But the cartoonishly strung-out rock star soon became a poster child for the fatalism of early punk rock. Soon after the demise of the Pistols, Vicious and girlfriends/group manager Nancy Spungen, engaged in a mind-boggling spree of drugs in the Hotel Chelsea in Manhattan, a rock star paradise that had once been Andy Warhol-glamorous but was now cockroach-crawling seediness. Nancy was found dead of a stab wound in the fall of 1978. Vicious, accused of her murder, died soon after of a heroin overdose, supposedly carrying out a suicide pact. And so sprung the popular movie, "Sid and Nancy" and other docudramas on the sordid event, bringing the nightmare to popular imagination.
|A wigged-out Al Pacino|
This story is only a prelude to a short discussion of a new HBO film, "Phil Spector," written by playwright David Mamet and launched March 24. Spector, the famed music producer ("Spanish Harlem," Da Doo Ron Ron," "He's a Rebel," many more), has his own weird side; he was -- and apparently still is - a raging egomaniac and ranting madman, a lover of high-topped wigs that belong in the Smithsonian, and a curator of big guns. The latter got him in hot water in 2003, when Spector was accused of killing actress Lana Clarkson after a date. Clarkson apparently either put a gun in her mouth or was forced to do so by Spector (who had once been accused by ex-wife Ronnie of the Ronettes of abuse in their marriage). A trigger was pulled, a gruesome death ensued.

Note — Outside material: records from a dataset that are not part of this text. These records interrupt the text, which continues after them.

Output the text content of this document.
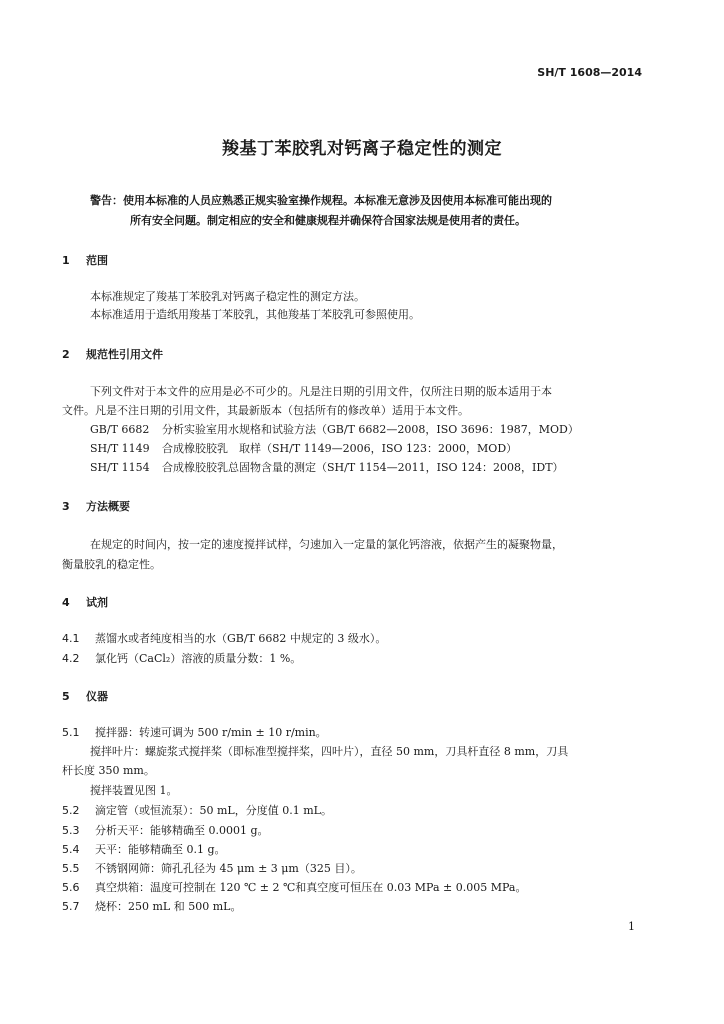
SH/T 1608—2014
羧基丁苯胶乳对钙离子稳定性的测定
警告：使用本标准的人员应熟悉正规实验室操作规程。本标准无意涉及因使用本标准可能出现的
所有安全问题。制定相应的安全和健康规程并确保符合国家法规是使用者的责任。
1 范围
本标准规定了羧基丁苯胶乳对钙离子稳定性的测定方法。
本标准适用于造纸用羧基丁苯胶乳，其他羧基丁苯胶乳可参照使用。
2 规范性引用文件
下列文件对于本文件的应用是必不可少的。凡是注日期的引用文件，仅所注日期的版本适用于本
文件。凡是不注日期的引用文件，其最新版本（包括所有的修改单）适用于本文件。
GB/T 6682 分析实验室用水规格和试验方法（GB/T 6682—2008，ISO 3696：1987，MOD）
SH/T 1149 合成橡胶胶乳　取样（SH/T 1149—2006，ISO 123：2000，MOD）
SH/T 1154 合成橡胶胶乳总固物含量的测定（SH/T 1154—2011，ISO 124：2008，IDT）
3 方法概要
在规定的时间内，按一定的速度搅拌试样，匀速加入一定量的氯化钙溶液，依据产生的凝聚物量，
衡量胶乳的稳定性。
4 试剂
4.1 蒸馏水或者纯度相当的水（GB/T 6682 中规定的 3 级水）。
4.2 氯化钙（CaCl₂）溶液的质量分数：1 %。
5 仪器
5.1 搅拌器：转速可调为 500 r/min ± 10 r/min。
搅拌叶片：螺旋浆式搅拌桨（即标准型搅拌桨，四叶片），直径 50 mm，刀具杆直径 8 mm，刀具
杆长度 350 mm。
搅拌装置见图 1。
5.2 滴定管（或恒流泵）：50 mL，分度值 0.1 mL。
5.3 分析天平：能够精确至 0.0001 g。
5.4 天平：能够精确至 0.1 g。
5.5 不锈钢网筛：筛孔孔径为 45 μm ± 3 μm（325 目）。
5.6 真空烘箱：温度可控制在 120 ℃ ± 2 ℃和真空度可恒压在 0.03 MPa ± 0.005 MPa。
5.7 烧杯：250 mL 和 500 mL。
1
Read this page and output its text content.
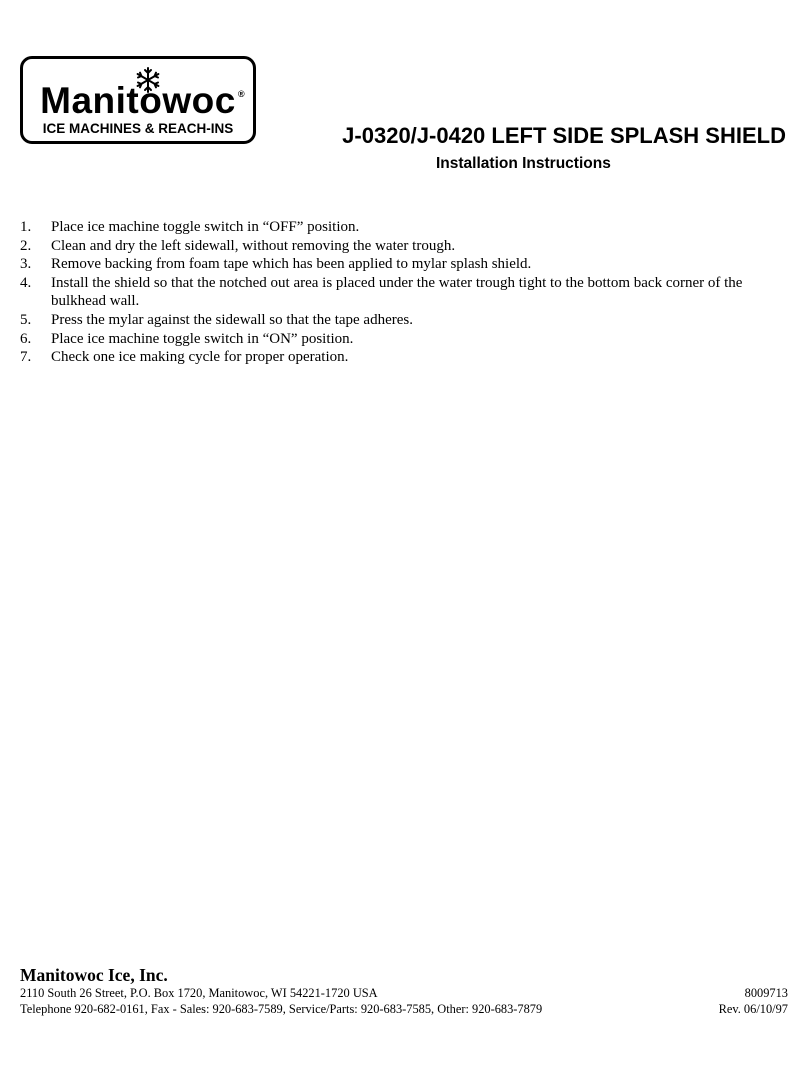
Manitowoc ®
ICE MACHINES & REACH-INS	J-0320/J-0420 LEFT SIDE SPLASH SHIELD
Installation Instructions
1. Place ice machine toggle switch in “OFF” position.
2. Clean and dry the left sidewall, without removing the water trough.
3. Remove backing from foam tape which has been applied to mylar splash shield.
4. Install the shield so that the notched out area is placed under the water trough tight to the bottom back corner of the bulkhead wall.
5. Press the mylar against the sidewall so that the tape adheres.
6. Place ice machine toggle switch in “ON” position.
7. Check one ice making cycle for proper operation.
Manitowoc Ice, Inc.
2110 South 26 Street, P.O. Box 1720, Manitowoc, WI 54221-1720 USA	8009713
Telephone 920-682-0161, Fax - Sales: 920-683-7589, Service/Parts: 920-683-7585, Other: 920-683-7879	Rev. 06/10/97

And a movie was born. But this time, it's a bit different. Mamet, the famous writer, says this is a fictional story, not a true account of Spector's life and murder conviction; it is a made-up movie that eventually argues that, while Spector is as flamboyant as Liberace (the subject of another upcoming movie) and could be considered a dangerous personality like John Dillinger, he didn't kill anyone. His film has the great actress Helen Mirren arguing for the defense, while playing a lawyer convinced of his innocence. And the movie has the gall to cast Al Pacino as the potential lunatic that is Spector, in a performance befitting his gift of inhabiting characters that the audience can't keep its eyes off even as we know he is pulling off a great job of hammy overemoting.
With Pacino and Mirren behind this movie, I'm sure the ratings will be huge. But many will see this as just another reality-based docudrama that shows that a strange celebrity can be perceived wrongly by the public. Check out actor Robert Blake's years of talk-show arguments on his innocence in the death of his ex-wife, while appearing as an aggressive doberman. We assume our weird celebrities are engaged in possible wrongdoing; how could we know they are really like us.
But have we blurred the line between reality and fiction? Does it really matter if Spector is guilty or innocent? That's not really the point anymore; we'd rather just see our celebrities naked, foaming at the mouth and made for TV. Even Sid Vicious is considered just a carnival experience at the movies, as we forget the original vitality of the art.